Should a facility stay with this arrangement?
In many facilities, the upstream and downstream low-voltage protective devices may overlap, which is common when both are molded-case circuit breakers. Therefore, there is a chance that the upstream protective device trips first. A MCCB typically does not have an instantaneous time delay to adjust and resolve overlapping issues.
An alternative might be to replace the upstream MCCB with one that has an adjustable trip. This may not be realistic in many cases because of cost. One possible solution is to only replace the protective device with adjustable settings if there is a history of tripping at these locations.

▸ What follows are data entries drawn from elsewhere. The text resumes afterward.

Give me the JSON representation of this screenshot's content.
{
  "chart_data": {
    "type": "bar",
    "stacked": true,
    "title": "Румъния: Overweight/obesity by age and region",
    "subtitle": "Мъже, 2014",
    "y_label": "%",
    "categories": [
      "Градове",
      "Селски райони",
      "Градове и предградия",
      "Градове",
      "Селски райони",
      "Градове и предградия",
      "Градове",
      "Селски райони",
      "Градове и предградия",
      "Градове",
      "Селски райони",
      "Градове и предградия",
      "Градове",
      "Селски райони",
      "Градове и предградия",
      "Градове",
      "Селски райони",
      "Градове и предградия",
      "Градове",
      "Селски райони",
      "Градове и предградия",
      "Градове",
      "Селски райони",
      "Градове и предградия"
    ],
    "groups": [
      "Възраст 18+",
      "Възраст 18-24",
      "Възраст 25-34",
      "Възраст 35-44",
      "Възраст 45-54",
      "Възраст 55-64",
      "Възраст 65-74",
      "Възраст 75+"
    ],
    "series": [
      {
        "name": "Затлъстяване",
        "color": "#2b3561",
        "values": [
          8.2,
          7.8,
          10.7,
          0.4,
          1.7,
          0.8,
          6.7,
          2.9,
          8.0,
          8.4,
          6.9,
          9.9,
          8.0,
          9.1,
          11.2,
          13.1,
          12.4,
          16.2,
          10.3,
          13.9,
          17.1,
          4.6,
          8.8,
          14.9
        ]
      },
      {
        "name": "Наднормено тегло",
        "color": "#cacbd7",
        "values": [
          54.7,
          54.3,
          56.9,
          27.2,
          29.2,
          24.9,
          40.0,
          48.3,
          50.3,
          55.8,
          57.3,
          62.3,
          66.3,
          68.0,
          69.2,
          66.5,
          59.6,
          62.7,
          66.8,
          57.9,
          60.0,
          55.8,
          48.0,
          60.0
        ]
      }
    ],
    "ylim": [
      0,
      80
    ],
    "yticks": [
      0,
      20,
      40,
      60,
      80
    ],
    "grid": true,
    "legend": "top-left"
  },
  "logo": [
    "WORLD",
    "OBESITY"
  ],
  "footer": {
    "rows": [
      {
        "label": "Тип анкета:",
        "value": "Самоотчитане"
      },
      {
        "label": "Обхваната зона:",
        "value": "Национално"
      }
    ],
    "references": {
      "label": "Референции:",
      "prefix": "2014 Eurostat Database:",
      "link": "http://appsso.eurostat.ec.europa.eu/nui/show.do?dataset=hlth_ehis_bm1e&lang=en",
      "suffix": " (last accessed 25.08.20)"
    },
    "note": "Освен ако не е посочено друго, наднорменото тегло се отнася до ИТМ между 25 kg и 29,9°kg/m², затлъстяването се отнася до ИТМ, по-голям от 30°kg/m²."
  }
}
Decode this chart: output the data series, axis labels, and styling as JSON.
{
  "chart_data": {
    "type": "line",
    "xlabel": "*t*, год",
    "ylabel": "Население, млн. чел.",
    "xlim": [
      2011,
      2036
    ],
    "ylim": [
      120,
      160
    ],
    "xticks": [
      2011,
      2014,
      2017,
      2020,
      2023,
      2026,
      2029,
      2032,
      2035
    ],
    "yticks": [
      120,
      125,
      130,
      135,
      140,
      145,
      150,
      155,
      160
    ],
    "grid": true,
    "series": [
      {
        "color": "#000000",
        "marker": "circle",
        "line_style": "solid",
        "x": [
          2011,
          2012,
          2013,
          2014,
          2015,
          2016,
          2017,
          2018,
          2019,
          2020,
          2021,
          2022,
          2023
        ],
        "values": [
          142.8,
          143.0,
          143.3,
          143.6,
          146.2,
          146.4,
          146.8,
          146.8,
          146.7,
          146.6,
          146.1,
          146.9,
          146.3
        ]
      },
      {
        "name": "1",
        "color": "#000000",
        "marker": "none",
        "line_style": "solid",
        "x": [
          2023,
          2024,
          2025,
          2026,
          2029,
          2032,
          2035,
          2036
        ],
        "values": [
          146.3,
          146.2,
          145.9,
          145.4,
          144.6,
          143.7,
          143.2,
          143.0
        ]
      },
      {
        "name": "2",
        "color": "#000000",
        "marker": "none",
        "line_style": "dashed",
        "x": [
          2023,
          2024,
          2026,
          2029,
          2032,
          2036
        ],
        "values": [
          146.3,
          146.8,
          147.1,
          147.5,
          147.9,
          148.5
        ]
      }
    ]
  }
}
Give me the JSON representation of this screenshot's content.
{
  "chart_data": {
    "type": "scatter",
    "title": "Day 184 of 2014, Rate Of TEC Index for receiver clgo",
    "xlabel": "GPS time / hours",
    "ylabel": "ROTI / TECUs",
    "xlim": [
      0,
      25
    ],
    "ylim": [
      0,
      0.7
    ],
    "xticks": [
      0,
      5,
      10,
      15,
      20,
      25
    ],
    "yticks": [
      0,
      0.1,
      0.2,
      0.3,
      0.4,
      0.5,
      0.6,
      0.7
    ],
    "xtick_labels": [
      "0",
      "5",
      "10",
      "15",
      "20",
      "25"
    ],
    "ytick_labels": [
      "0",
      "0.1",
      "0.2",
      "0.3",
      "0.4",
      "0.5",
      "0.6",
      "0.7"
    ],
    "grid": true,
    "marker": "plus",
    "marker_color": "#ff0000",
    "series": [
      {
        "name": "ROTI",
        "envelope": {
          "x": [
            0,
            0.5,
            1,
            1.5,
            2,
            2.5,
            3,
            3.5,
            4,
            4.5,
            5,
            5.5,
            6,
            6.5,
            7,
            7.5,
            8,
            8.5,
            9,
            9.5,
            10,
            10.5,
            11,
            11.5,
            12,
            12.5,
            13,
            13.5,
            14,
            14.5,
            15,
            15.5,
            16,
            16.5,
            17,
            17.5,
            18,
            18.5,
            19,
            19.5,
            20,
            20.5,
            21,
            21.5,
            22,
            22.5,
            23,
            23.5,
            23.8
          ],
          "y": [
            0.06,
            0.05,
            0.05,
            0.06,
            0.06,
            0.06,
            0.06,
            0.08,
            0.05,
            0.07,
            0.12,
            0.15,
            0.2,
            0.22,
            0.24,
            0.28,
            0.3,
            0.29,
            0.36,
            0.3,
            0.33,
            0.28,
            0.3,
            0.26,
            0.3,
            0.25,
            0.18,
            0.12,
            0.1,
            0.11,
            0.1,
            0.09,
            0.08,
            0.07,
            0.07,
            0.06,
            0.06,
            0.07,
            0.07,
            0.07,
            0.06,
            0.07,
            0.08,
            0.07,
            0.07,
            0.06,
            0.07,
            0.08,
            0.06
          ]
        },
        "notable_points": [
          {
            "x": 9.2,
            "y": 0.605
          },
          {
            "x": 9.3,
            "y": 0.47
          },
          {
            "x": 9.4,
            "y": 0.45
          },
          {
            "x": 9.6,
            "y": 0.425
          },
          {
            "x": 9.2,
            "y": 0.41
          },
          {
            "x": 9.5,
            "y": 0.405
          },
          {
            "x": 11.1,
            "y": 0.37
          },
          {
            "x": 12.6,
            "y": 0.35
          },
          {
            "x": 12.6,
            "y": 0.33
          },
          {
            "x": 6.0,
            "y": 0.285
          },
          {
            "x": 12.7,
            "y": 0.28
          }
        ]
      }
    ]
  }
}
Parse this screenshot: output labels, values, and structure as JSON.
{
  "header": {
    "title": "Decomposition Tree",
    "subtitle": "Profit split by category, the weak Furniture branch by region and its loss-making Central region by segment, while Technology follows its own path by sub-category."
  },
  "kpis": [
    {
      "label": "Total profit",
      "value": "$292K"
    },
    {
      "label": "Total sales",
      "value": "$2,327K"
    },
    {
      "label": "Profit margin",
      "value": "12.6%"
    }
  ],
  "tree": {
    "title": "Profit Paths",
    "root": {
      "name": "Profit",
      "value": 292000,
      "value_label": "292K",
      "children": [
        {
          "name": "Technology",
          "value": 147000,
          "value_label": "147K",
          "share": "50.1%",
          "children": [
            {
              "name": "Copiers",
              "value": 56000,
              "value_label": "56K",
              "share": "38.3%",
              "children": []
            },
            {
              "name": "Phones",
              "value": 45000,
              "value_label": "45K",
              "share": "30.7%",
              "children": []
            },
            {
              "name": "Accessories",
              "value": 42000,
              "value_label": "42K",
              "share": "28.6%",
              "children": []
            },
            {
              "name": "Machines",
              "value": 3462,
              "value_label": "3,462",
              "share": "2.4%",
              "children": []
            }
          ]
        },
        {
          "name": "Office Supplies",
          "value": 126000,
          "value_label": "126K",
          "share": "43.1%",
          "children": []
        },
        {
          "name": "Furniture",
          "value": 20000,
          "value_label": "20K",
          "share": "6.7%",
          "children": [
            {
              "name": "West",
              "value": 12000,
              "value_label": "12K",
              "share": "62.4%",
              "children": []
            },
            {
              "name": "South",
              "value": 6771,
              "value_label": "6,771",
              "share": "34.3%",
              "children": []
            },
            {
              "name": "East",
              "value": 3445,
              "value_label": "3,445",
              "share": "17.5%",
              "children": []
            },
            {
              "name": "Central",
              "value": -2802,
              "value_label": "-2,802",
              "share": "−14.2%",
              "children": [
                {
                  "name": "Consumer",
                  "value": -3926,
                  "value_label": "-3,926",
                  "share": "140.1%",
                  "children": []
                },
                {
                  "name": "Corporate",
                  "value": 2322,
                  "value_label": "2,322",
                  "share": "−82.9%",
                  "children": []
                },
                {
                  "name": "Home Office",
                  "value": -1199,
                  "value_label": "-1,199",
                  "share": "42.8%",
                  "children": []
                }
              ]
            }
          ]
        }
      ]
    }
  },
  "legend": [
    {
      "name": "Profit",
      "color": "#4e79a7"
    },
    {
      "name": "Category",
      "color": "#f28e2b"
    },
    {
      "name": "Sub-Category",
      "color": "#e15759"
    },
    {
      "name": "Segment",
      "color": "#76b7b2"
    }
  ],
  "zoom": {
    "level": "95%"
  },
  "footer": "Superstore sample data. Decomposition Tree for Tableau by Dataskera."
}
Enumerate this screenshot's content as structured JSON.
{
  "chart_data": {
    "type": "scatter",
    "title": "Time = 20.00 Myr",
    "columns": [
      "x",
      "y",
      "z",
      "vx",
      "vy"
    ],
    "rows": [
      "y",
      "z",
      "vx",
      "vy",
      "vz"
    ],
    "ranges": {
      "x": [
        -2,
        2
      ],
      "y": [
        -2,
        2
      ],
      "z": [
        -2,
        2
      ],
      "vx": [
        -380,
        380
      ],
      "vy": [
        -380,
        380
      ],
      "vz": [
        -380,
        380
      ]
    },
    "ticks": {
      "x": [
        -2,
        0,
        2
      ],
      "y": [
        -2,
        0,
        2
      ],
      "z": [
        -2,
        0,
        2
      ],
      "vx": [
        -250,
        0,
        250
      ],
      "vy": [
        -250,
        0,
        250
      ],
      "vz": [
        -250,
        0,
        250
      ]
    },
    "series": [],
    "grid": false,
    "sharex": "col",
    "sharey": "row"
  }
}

It is possible to achieve both personnel safety (always the priority) and provide selective coordination and reliable operation.
There are several options and techniques; however, in this case, only one technique is discussed, implementing zone-selective interlock. This is a protection scheme used with electronic trip units to minimize the duration of stress on electrical equipment, caused by phase or ground fault. It can also provide selectivity between protective devices.
In this approach:
- The instantaneous setting of the incoming breaker is enabled.
- Feeder1 breaker will trip first by providing restrained time delay (e.g., 250 msec) to incoming breaker and prevents it (by communication, interlocking or wiring) from tripping on instantaneous, which allows for coordination between these two devices if there is a fault on the feeder as shown in Figure 6.
- Lower incident energy at MCC1, approximately 2.4 cal/cm2 due to enabling the instantaneous setting of the incoming breaker and therefore shorter fault clearing time of 0.05 seconds.
Consequently, by combining selective coordination techniques, both main objectives—personnel safety and system reliability—could be achieved. A summary of these schemes is tabulated in Table 1.
In the event of a fault, minimizing equipment damage, maintaining reliable system operation and assuring maximum personnel safety are the objectives of a well-protected and coordinated electrical system. All of the objectives may not always be achievable. A combination of techniques may be required, and that depends on the operating philosophy of the particular industrial plant or commercial business, but personnel safety should never be sacrificed.
Key electrical codes and standards
The following major standards are applicable to performing power system studies such as the load flow, short circuit, protective device coordination, motor starting, harmonic, reliability and arc flash analysis:
- IEEE 141: Recommended Practice for Electric Power Distribution for Industrial Plants (former IEEE Red Book).
- IEEE 242: Recommended Practice for Protection and Coordination of Industrial and Commercial Power Systems (former IEEE Buff Book).
- IEEE 399: Recommended Practice for Industrial and Commercial Power Systems Analysis,
- IEEE 1584-2018: IEEE Guide for Performing Arc-Flash Hazard Calculations.
- IEEE 3002.3: IEEE Recommended Practice for Conducting Short-Circuit Studies of Industrial and Commercial Power Systems.
- NFPA 70: National Electrical Code.
- NFPA 70E: Standard for Electrical Safety in the Workplace.